Tsahal diffuse des images de frappes sur des cibles du Hezbollah au Liban

Des avions de combat israéliens ont frappé des infrastructures du groupe terroriste chiite libanais du Hezbollah et un poste d’observation à Houla, dans le sud du Liban, ainsi qu’un autre poste d’observation à Odaisseh, déclare l’armée israélienne.

Tsahal publie des images des frappes.

Gantz : Ramener les otages, même au prix d’un sacrifice douloureux, est la bonne décision

Le président du parti HaMahane HaMamlahti et ancien ministre du cabinet de guerre, Benny Gantz, aux cotés des manifestants qui réclament un accord pour les otages à la jonction de Shaar HaNegev, à proximité de la frontière de la bande de Gaza, le 6 juillet 2024. (Crédit : Bureau de Benny Gantz)

Le président du parti HaMahane HaMamlahti et ancien ministre du cabinet de guerre, Benny Gantz, se joint aux manifestants qui réclament une prise d’otages à la jonction Shaar HaNegev, non loin de la frontière de Gaza.

« Le retour de nos otages, même à un prix douloureux et difficile, est la bonne décision stratégique et c’est la chose juive à faire », a déclaré Gantz dans une déclaration sur son canal WhatsApp.

Ce n’est pas la première fois que Gantz participe à une manifestation à la jonction sud, puisqu’il y avait manifesté aux côtés de son collègue député Alon Schuster (HaMahane HaMamlahti), moins d’une semaine après avoir démissionné du gouvernement le mois dernier.

La police utilise des canons à eau contre les manifestants anti-gouvernement bloquant l’autoroute de Tel Aviv

Des manifestants anti-gouvernement bloqueant l'autoroute Ayalon à Tel Aviv alors que la police utilise des canons à eau contre eux le 6 juillet 2024. (Crédit : Lior Segev/Mouvement de protestation pour la démocratie en Israël)
Des manifestants anti-gouvernement bloqueant l'autoroute Ayalon à Tel Aviv alors que la police utilise des canons à eau contre eux le 6 juillet 2024. (Crédit : Lior Segev/Mouvement de protestation pour la démocratie en Israël)

La police fait usage de canons à eau contre des manifestants anti-gouvernement qui bloquent l’autoroute Ayalon à Tel Aviv.

Le blocage de la circulation vers le nord fait suite au rassemblement anti-gouvernement hebdomadaire sur la rue Kaplan, qui se trouve juste à l’ouest de l’autoroute Ayalon.

Flanquant un déploiement de police visant à empêcher les manifestants de bloquer l’autoroute Ayalon par l’ouest, des dizaines de manifestants l’atteignent par l’est. Les manifestants qui bloquent l’autoroute descendent d’un talus et passent devant quelques policiers pour s’engager sur la route, alors que la circulation vers le nord est ralentie.

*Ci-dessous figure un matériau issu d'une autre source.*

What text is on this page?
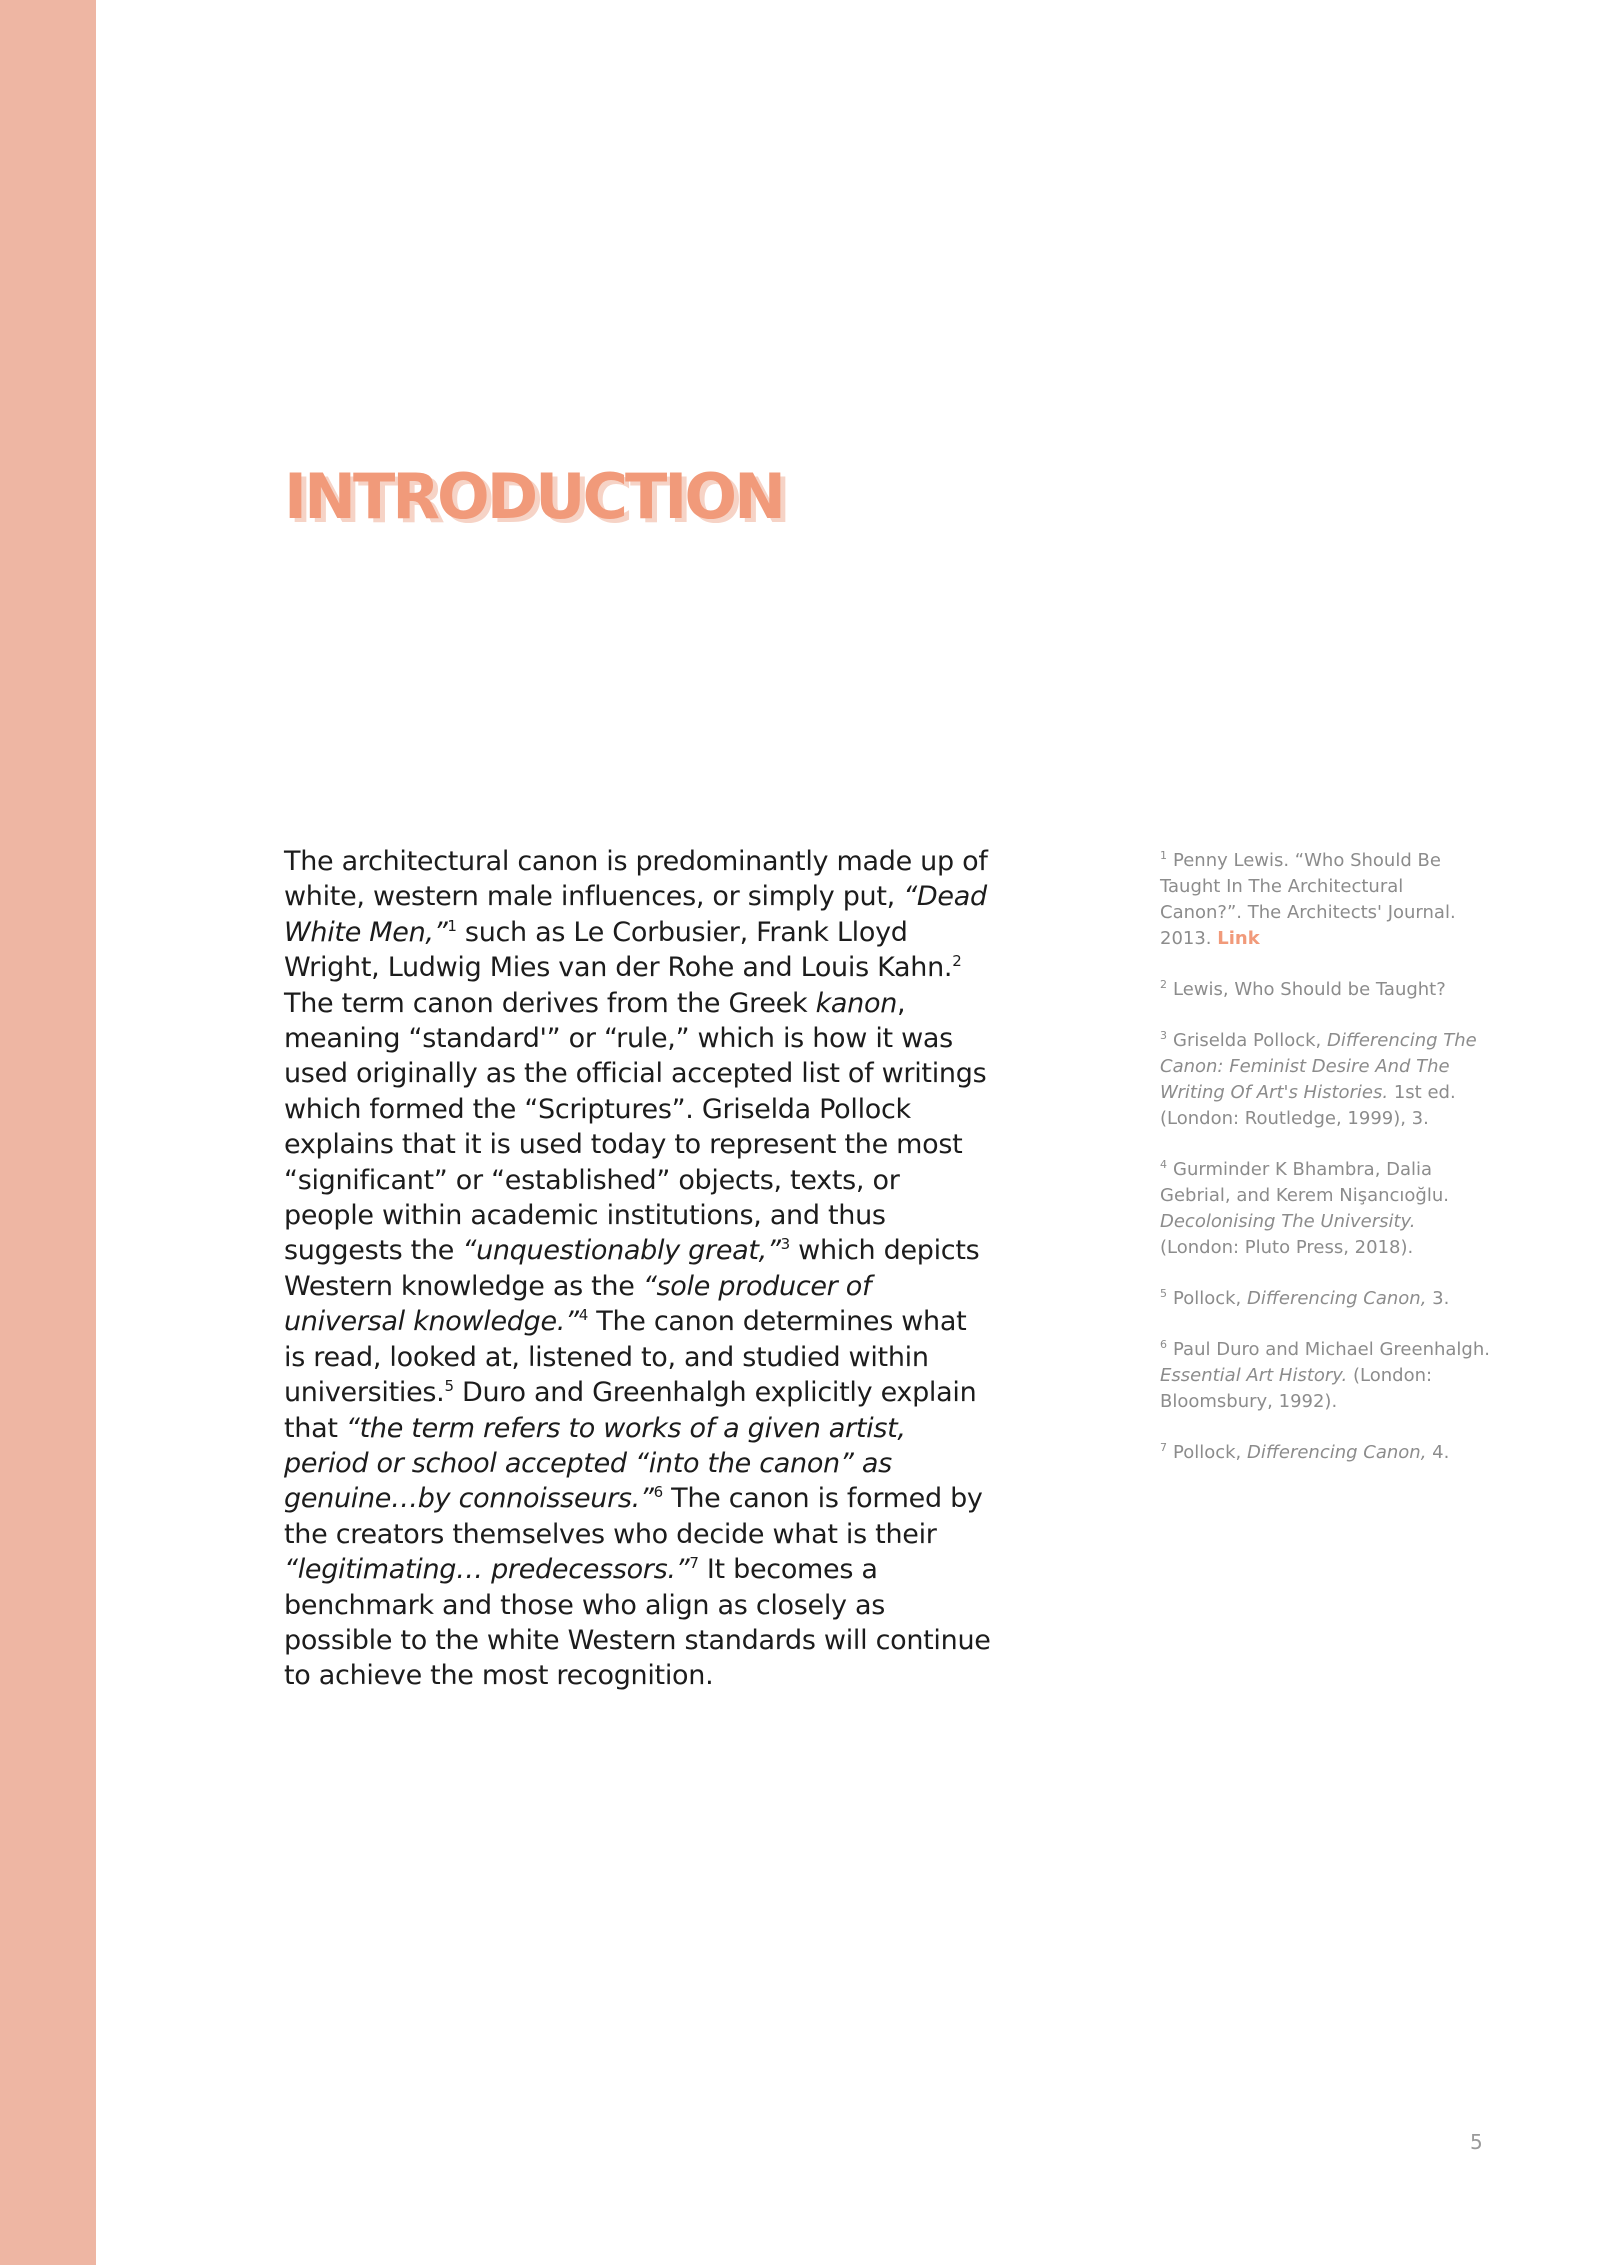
INTRODUCTION

The architectural canon is predominantly made up of white, western male influences, or simply put, “Dead White Men,”$^1$ such as Le Corbusier, Frank Lloyd Wright, Ludwig Mies van der Rohe and Louis Kahn.$^2$ The term canon derives from the Greek kanon, meaning “standard'” or “rule,” which is how it was used originally as the official accepted list of writings which formed the “Scriptures”. Griselda Pollock explains that it is used today to represent the most “significant” or “established” objects, texts, or people within academic institutions, and thus suggests the “unquestionably great,”$^3$ which depicts Western knowledge as the “sole producer of universal knowledge.”$^4$ The canon determines what is read, looked at, listened to, and studied within universities.$^5$ Duro and Greenhalgh explicitly explain that “the term refers to works of a given artist, period or school accepted “into the canon” as genuine…by connoisseurs.”$^6$ The canon is formed by the creators themselves who decide what is their “legitimating… predecessors.”$^7$ It becomes a benchmark and those who align as closely as possible to the white Western standards will continue to achieve the most recognition.

$^1$ Penny Lewis. “Who Should Be Taught In The Architectural Canon?”. The Architects' Journal. 2013. Link
$^2$ Lewis, Who Should be Taught?
$^3$ Griselda Pollock, Differencing The Canon: Feminist Desire And The Writing Of Art's Histories. 1st ed. (London: Routledge, 1999), 3.
$^4$ Gurminder K Bhambra, Dalia Gebrial, and Kerem Nişancıoğlu. Decolonising The University. (London: Pluto Press, 2018).
$^5$ Pollock, Differencing Canon, 3.
$^6$ Paul Duro and Michael Greenhalgh. Essential Art History. (London: Bloomsbury, 1992).
$^7$ Pollock, Differencing Canon, 4.
5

L’équipage d’au moins un camion-canon à eau actionne l’engin, repoussant certains manifestants tandis que d’autres scandent des slogans. Un policier dirige la circulation autour de la perturbation routière. Les manifestants lancent une fusée, provoquant l’arrêt de la circulation.

Cette scène n’est pas inhabituelle pour les manifestations de la rue Kaplan et de l’autoroute Ayalon, où plusieurs rassemblements hebdomadaires se sont terminés par un arrêt temporaire de la circulation et de violents affrontements entre les manifestants et la police montée ainsi que les équipes de canons à eau de la police.

Tsahal cible des éléments du Hamas cachés dans une école de l’ONU utilisée comme QG à Gaza

Des personnes fouillant les décombres d'un bâtiment effondré à la suite d'une frappe israélienne sur des terroristes du Hamas cachés dans l'école Jaouni gérée par l'UNRWA, à Nuseirat, dans le centre de la bande de Gaza, le 6 juillet 2024. (Crédit : Eyad Baba/AFP)
Des personnes fouillant les décombres d'un bâtiment effondré à la suite d'une frappe israélienne sur des terroristes du Hamas cachés dans l'école Jaouni gérée par l'UNRWA, à Nuseirat, dans le centre de la bande de Gaza, le 6 juillet 2024. (Crédit : Eyad Baba/AFP)

L’armée israélienne confirme avoir mené une frappe aérienne contre une école gérée par l’Office controversé de secours et de travaux des Nations unies pour les réfugiés de Palestine dans le Proche-Orient (UNRWA) dans le centre de la bande de Gaza plus tôt dans la journée, affirmant que l’établissement était utilisé par des éléments du groupe terroriste palestinien du Hamas en tant que centre de commandement.

Les autorités sanitaires du Hamas ont affirmé que seize personnes auraient été tuées dans la frappe et qu’une cinquantaine d’autres auraient été blessées.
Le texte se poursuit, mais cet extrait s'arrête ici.